Now Vagus Nerve Stimulation, according to the current labeling are patients that failed at least 4 different antidepressant therapies, and that might include ECT. So according to that labeling patients that would be eligible for VNS would be down here, having gone through a range of at least 4 therapies.
Now DBS is not approved for treatment resistant depression but if any of the studies are successful would be likely to be indicated for patients at that end of the spectrum as well, patients that have had extensive treatment failures and possibly including patients that have been treated with and have failed electroconvulsive therapy. Now DBS is indicated, has an indication for treatment resistant obsessive compulsive disorder, and that label mentions having failed at least 3 different SSRI antidepressant medications. So that would be patients treated 1, 2 and then 3 might be potentially eligible to receive DBS for OCD.
So this really I think puts it in perspective in terms of where a device might fit in based on the labeling, or the types of studies that are conducted. But for the more invasive procedures you are really dealing with patients that have failed a variety of medication therapies and combination therapies as well as psychotherapies. And then if you add ECT to the mix some patients may not like ECT, so for ECT intolerant patients there is also I think a potential role for some of these devices.

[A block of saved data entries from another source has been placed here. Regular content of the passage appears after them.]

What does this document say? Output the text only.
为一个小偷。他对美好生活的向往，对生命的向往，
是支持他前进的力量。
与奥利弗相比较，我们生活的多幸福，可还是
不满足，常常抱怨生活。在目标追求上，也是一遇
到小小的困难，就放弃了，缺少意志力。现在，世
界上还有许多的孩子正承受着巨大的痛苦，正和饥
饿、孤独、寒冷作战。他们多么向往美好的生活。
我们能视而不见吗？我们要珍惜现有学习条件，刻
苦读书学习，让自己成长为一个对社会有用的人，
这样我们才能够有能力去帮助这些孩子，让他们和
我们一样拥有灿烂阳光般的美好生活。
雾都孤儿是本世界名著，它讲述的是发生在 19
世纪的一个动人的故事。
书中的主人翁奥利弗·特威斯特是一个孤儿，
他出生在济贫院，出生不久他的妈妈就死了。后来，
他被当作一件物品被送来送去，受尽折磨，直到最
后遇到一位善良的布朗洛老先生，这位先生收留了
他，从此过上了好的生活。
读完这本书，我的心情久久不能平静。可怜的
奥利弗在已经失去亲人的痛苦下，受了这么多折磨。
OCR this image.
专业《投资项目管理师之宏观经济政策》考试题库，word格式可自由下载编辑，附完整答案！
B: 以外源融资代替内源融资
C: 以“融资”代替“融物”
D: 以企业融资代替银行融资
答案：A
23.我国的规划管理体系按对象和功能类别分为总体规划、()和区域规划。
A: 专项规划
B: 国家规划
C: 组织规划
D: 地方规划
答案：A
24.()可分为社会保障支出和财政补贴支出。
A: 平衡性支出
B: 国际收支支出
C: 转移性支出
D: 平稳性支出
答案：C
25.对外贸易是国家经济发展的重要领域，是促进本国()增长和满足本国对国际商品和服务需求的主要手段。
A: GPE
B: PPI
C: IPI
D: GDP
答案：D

So just wanting to acknowledge the people that I work with, we’ve done device studies for about 10 years now and we’ve actually done 5 different device studies. Doing device studies is very, very difficult from a clinical standpoint and a regulatory standpoint, so it does involve a lot of man hours of work to be able to do the studies, to do the double blinding and the assessments and also all of the regulatory paperwork and also ethical reviews. So I want to acknowledge and thank all of the people that I work with who have been involved in different aspects of these studies. Thank you very much.